Yantras and Mandalas
|Subject:||Painting, Visiting Master, Visiting Master|
|Dates:||8 May 2017 - 12 May 2017|
|Time:||10:30 to 17:30|
|Location:||Lift Youth Hub, 45 White Lion St, London N1 9PW|
In the Hindu devotional tradition, the term “Yantra” signifies an instrument of worship, namely geometrical diagrams. A Yantra could take any form, be it carved, sculpted, or painted. As with other forms, the painted yantras serve as a representation of an aspect of the divine and a model for the worship of a divinity, as the Yantra is believed to be an embodiment of dynamic elements. Therefore, the Yantra is an instrument designed to curb the psychic forces by concentrating upon the pattern in such a way that the Yantra becomes medium of visualizations, meditation and experiences which will ultimately lead to the path of self–realization.
Similarly, Mandalas are a sacred circle with geometric patterns of mystical significance. Mandalas represent the "body”, speech and mind of the Buddha and are used for initiatory, meditational and other purposes.
Mandalas are said to exist in several planes of reality, some are accessible to the ordinary human beings, and some are not.
Participants will be given an introduction to the history, methods, materials and rituals involves in painting Yantras and Mandalas, particularly amongst the Nepalese Newar Buddhist community. Students will then choose a sample picture to trace onto a prepared canvas. The tutor will demonstrate the technique of paint application and participants will paint by themselves under the guidance of the tutor. Once the colour application is finished, the participants will learn the technique of shading, gold application and burnishing techniques. By the end of the course, participants will have completed a small Yantra or Mandala to take home with them.

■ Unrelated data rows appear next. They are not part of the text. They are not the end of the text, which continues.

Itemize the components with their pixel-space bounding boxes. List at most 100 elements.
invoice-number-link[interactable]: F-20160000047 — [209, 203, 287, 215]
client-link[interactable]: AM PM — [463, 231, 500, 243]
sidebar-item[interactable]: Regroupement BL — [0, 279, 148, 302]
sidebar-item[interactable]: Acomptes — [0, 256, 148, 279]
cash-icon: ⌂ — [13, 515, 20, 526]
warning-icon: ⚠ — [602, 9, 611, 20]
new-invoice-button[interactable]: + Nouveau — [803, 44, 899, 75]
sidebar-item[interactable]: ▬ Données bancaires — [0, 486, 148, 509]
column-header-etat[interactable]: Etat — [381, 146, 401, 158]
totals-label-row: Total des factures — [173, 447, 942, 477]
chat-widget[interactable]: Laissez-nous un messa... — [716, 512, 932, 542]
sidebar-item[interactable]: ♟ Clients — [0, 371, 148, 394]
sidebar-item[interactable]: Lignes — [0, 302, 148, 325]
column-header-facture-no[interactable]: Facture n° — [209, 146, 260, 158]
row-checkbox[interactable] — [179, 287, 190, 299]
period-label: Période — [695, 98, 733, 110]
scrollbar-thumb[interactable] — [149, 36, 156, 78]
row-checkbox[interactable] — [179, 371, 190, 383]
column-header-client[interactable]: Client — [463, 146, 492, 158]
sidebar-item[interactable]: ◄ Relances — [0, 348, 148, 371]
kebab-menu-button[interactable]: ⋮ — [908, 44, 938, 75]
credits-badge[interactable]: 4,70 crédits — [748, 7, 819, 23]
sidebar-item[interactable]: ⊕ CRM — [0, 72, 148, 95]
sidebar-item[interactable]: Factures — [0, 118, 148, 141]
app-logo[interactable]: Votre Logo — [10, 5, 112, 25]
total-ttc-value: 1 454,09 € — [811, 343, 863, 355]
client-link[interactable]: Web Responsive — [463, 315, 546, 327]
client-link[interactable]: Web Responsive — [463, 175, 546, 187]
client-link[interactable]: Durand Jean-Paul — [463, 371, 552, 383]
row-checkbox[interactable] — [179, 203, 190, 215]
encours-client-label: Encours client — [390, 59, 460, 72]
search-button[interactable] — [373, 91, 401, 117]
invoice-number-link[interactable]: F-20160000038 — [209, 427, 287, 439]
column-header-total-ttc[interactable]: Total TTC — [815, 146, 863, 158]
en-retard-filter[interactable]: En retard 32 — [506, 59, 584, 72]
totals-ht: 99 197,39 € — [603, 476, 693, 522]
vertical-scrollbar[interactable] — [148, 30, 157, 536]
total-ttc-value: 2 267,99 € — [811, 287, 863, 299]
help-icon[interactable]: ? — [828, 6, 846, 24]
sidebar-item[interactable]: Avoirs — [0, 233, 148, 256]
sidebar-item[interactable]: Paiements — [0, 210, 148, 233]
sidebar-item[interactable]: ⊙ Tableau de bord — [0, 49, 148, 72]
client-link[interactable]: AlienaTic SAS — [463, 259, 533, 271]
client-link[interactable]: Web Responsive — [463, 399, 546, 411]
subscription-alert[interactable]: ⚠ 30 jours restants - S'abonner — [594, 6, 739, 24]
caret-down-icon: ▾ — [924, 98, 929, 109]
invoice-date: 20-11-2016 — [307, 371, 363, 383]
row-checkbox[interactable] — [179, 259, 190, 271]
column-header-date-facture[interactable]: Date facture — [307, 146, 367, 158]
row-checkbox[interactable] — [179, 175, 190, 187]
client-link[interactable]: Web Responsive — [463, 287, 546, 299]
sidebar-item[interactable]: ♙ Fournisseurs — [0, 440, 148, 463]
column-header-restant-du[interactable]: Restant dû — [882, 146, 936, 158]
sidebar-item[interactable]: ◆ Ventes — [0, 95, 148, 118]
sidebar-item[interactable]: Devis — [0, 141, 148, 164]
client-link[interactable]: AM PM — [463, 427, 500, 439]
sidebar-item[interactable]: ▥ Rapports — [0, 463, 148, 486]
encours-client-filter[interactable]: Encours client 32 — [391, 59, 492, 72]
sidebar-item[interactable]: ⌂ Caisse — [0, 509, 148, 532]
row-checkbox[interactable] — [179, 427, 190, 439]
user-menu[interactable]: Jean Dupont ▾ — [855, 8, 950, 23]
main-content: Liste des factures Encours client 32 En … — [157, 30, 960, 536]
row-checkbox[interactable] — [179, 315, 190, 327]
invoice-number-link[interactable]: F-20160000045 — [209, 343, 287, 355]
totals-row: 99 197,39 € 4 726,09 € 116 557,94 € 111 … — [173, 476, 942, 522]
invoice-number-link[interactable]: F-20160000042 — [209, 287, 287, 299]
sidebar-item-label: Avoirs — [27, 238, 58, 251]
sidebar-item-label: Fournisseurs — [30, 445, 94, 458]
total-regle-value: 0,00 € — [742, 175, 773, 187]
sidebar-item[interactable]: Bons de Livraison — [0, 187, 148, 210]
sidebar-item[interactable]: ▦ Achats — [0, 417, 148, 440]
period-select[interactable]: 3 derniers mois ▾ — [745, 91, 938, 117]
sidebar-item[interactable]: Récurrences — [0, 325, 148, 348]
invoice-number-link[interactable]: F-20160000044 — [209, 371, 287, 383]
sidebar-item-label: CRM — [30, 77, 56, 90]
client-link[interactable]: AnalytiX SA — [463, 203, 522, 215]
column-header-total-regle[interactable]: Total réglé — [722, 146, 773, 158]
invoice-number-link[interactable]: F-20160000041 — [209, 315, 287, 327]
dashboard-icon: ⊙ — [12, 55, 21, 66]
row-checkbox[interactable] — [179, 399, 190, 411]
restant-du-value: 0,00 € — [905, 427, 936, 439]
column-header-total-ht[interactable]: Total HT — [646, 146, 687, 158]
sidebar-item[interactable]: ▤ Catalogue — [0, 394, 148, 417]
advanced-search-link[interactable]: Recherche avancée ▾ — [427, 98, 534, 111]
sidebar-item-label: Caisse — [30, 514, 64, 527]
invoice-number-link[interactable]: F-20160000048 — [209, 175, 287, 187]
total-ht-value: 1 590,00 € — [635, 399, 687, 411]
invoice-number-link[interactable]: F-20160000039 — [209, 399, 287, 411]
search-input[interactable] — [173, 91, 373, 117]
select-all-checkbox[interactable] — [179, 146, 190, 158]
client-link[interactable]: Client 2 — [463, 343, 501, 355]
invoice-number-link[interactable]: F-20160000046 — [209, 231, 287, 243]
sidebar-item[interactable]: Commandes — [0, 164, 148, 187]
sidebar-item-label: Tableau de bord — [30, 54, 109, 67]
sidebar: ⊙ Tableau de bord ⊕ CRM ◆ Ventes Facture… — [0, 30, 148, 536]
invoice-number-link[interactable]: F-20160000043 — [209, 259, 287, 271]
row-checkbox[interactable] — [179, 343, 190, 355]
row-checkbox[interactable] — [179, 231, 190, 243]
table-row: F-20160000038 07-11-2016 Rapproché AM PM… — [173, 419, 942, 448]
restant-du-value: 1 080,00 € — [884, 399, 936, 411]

Students will need to bring a palette with wells and at least three sable watercolour brushes to class, sized between 00000 and 3. All other materials will be provided.
Monday - Friday
Renuka Gurung PhD learned Paubha painting from one of the Chitrakar Masters and Vajracharya priests of Nepal and has established herself as one of the leading masters of traditional Paubha painting. Following the completion of her doctoral studies at the School, Renuka continues her work of preserving Paubha painting by researching and documenting this traditional painting method. She travels internationally exhibiting her works, conducting workshops and lectures with the aim of introducing and promoting Paubha. She recently gave presentations and workshops on Paubha at the University of Oxford and in Hong Kong, and her paintings are in various private collections in Nepal, Russia, Italy, the USA and Britain.